Recombinant alpha-1 antitrypsin
Studies are underway to determine the effectiveness and safety of recombinant products to replace human plasma-derived alpha-1 protein. The progress thus far has been limited, but presently a humanized protein with 2 elastase inactivating sites is being studied.
Alpha-1 antitrypsin deficiency is a systemic disorder that affects many organs, thus it is best managed by an interprofessional team. Alpha-1 antitrypsin deficiency leads to COPD, liver disease, and panniculitis. Other studies have linked it to several other conditions such as glomerulonephritis and certain cancers. Other associations like celiac disease, fibromuscular dysplasia, and pancreatitis. There is also approximately 15% of patients with granulomatosis with polyangiitis who are found to have a ZZ genotype. The primary care provider and nurse practitioner should educate the patient on avoidance of triggers that stimulate the unopposed neutrophil elastase activity such as smoking and infections.
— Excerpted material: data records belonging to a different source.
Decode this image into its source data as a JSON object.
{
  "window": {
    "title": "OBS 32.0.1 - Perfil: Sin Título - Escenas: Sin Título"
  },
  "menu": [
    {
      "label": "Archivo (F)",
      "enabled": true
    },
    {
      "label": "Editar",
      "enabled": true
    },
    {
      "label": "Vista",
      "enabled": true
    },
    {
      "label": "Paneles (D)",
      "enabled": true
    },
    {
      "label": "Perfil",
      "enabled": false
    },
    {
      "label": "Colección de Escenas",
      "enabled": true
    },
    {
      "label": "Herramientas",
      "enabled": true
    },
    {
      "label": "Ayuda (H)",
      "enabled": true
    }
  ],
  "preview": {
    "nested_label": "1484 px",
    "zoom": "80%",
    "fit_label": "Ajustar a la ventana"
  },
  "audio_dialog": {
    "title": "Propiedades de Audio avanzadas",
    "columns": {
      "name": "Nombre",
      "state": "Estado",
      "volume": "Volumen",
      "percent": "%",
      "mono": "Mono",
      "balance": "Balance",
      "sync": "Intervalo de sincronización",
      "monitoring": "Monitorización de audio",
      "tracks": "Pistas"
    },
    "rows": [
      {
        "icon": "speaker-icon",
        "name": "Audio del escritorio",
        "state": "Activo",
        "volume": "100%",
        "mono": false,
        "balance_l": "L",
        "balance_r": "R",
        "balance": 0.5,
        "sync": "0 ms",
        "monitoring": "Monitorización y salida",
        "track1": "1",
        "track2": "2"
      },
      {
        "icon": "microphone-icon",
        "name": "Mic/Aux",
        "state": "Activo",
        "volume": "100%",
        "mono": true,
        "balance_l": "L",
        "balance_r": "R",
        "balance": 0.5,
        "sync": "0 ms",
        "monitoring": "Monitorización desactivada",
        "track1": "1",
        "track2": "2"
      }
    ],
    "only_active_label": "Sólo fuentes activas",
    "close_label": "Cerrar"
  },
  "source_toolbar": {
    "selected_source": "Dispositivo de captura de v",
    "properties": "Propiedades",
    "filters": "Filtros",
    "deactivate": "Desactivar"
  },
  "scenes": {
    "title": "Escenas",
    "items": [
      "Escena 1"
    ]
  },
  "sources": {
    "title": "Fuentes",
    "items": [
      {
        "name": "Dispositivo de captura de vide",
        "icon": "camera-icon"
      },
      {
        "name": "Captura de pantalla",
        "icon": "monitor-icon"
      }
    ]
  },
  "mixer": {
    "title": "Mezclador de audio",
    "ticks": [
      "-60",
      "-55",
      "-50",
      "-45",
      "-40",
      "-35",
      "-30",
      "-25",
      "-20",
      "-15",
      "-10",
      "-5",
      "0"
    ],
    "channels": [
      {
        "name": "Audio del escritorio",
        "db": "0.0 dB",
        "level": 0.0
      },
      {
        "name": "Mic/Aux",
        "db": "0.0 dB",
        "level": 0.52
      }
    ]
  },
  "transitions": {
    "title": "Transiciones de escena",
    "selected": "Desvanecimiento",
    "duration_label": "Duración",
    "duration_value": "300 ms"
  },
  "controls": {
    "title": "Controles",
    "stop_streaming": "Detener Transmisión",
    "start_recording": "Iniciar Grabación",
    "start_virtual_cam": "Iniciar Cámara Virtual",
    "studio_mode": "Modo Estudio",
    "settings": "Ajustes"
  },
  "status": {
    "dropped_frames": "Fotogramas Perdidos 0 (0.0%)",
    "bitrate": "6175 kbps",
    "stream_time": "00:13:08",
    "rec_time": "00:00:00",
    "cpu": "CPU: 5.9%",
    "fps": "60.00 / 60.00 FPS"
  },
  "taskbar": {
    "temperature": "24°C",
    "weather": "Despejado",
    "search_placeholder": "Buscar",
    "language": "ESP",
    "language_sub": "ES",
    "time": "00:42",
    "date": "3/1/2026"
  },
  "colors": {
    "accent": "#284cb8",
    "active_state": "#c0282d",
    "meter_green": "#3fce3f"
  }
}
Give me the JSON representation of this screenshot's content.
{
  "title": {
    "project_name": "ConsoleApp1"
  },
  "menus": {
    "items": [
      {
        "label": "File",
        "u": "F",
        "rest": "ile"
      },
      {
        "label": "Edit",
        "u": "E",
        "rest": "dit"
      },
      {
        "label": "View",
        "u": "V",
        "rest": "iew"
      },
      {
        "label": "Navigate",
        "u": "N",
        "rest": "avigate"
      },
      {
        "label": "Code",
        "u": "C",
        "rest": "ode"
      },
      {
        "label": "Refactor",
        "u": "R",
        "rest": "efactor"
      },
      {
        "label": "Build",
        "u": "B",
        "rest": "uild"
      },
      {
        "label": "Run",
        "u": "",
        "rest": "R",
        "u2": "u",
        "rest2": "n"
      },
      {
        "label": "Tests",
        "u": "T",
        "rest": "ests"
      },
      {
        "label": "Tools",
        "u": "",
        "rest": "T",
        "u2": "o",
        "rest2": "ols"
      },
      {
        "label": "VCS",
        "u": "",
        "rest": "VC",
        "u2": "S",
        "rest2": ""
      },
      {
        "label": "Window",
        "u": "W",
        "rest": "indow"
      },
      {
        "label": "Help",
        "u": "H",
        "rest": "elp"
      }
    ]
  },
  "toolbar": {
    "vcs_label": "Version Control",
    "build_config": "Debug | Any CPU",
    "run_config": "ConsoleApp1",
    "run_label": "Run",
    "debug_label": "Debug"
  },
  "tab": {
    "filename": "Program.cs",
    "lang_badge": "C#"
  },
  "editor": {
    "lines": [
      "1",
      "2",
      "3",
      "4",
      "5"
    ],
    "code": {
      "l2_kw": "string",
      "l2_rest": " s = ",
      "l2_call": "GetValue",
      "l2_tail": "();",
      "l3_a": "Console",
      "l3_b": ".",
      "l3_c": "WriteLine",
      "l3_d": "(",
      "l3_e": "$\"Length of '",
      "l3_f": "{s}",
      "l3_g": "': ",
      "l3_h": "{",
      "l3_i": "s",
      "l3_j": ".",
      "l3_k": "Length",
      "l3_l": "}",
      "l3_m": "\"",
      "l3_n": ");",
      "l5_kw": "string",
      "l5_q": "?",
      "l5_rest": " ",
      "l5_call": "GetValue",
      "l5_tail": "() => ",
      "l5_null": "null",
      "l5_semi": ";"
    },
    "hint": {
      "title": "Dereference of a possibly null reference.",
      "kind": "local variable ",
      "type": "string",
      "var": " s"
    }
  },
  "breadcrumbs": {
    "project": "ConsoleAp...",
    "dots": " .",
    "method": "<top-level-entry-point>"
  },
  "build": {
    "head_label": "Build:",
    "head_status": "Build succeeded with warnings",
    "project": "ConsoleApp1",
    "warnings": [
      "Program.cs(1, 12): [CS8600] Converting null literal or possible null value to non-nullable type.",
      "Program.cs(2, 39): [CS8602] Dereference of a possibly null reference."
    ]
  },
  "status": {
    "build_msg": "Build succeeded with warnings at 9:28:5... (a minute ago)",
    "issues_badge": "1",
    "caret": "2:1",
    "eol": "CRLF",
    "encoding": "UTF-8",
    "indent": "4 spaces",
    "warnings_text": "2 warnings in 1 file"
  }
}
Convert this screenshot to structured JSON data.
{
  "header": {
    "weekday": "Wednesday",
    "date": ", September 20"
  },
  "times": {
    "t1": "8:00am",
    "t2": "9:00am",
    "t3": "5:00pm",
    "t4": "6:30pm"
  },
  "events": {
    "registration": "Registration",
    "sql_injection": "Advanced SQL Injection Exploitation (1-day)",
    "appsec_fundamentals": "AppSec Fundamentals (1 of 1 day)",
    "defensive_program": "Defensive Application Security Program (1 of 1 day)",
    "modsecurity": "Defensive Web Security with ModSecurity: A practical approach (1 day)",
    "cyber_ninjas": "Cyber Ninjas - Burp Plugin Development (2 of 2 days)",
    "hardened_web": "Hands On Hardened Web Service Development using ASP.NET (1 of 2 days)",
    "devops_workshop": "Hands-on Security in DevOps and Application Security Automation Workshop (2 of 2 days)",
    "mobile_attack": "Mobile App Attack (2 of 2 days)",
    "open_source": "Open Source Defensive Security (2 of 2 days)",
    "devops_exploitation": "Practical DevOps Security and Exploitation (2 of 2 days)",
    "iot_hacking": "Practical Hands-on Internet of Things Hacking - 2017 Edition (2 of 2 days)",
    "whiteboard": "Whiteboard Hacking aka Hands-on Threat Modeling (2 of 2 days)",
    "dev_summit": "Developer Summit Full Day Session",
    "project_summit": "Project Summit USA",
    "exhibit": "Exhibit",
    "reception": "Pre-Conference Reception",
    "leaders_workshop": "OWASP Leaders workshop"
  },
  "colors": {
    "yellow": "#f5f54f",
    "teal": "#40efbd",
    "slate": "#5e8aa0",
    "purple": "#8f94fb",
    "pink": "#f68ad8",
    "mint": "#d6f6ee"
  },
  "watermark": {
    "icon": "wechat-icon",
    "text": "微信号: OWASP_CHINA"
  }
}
Patients should be encouraged to get the yearly influenza vaccine, protein conjugate pneumococcal vaccine, and tetanus-diphtheria-pertussis vaccine. Inhalers typically used for COPD should be prescribed and initially should include long-acting beta-agonists (LABA) and or anticholinergics (LAMA). Because of the increased risk of pneumonia inhaled corticosteroids (ICS) should be reserved for when patients develop frequent exacerbations despite the other two inhalers. Pulmonary rehabilitation, oxygen, and in some circumstances, lung transplant, should be prescribed as indicated. Transplant is usually reserved for those that fall below an FEV-1 of 30% despite maximum therapy.